President and CEO Joy Ditto says, “this will provide us a lot of options as we try to help our communities decide what they want to do on a host of clean energy projects—wind, solar, community solar, hydrogen, and other forward-looking projects like that. So, that was a really big win for us this year.”
The provision, a “direct pay refundable tax credit,” was made possible through the Inflation Reduction Act.
She says it was a long time coming after many years of advocating.
“The Public Power utilities I represent don’t pay federal taxes, so when they provide tax incentives for things like clean energy production or development or other types of energy transition funding through the tax code, we previously didn’t get access to it,” he says. “That means that we had to go out for a purchase power agreement or do something with a third party and the federal funds intended to help were not directly available to help our customers. That was also true of the Rural Electric Cooperatives who are our brethren in serving rural communities. We both got access to this great tax incentive.”

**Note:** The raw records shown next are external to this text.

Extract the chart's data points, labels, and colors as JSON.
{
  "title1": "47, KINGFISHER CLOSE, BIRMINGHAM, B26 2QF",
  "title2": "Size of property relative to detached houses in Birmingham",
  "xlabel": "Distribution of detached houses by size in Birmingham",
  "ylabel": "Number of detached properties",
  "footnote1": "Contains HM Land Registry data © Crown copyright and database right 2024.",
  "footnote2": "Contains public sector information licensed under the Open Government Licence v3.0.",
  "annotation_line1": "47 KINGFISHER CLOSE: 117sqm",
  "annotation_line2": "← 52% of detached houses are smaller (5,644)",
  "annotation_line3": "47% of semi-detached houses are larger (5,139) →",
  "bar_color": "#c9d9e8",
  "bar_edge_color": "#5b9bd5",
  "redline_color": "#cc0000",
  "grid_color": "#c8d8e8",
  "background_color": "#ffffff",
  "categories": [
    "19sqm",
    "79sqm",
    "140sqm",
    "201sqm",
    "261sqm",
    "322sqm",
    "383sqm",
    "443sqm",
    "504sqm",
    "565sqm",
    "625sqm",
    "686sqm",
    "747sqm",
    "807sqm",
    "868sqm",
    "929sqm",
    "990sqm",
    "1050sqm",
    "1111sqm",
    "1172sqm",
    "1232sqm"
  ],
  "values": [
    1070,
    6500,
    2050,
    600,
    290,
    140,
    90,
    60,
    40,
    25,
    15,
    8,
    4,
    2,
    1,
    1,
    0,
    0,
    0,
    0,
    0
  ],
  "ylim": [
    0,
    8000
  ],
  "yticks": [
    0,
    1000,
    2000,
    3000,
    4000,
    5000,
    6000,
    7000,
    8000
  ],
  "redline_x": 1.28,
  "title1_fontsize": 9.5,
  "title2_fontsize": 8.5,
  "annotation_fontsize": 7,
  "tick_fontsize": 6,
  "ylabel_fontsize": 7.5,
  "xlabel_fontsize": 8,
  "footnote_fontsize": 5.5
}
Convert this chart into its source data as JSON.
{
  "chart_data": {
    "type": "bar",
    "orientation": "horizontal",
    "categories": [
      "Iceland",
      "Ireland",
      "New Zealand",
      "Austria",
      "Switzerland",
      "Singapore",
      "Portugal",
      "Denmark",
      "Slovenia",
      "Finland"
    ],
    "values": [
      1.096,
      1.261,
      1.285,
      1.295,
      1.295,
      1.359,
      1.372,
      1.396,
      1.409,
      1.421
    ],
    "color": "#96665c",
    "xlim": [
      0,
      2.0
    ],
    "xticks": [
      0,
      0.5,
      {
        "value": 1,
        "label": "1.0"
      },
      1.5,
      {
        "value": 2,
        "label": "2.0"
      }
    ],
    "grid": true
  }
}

Public Power utilities are ready to help rural customers, Ditto says.
“Even though often times they are smaller utilities, they’re doing innovative work and they’re very much focused on the needs of their customers first,” she says. “They’re not-for-profit and therefore in 2023 they’ll continue to reach out to customers to find out creative ways tat they can address challenges. That continued outreach will be very helpful especially as smaller communities try to access some of this federal funding.”
APPA represents 2,000 publicly owned, not-for-profit electric utilities that provide cost-based electricity to 49 million Americans in 49 states.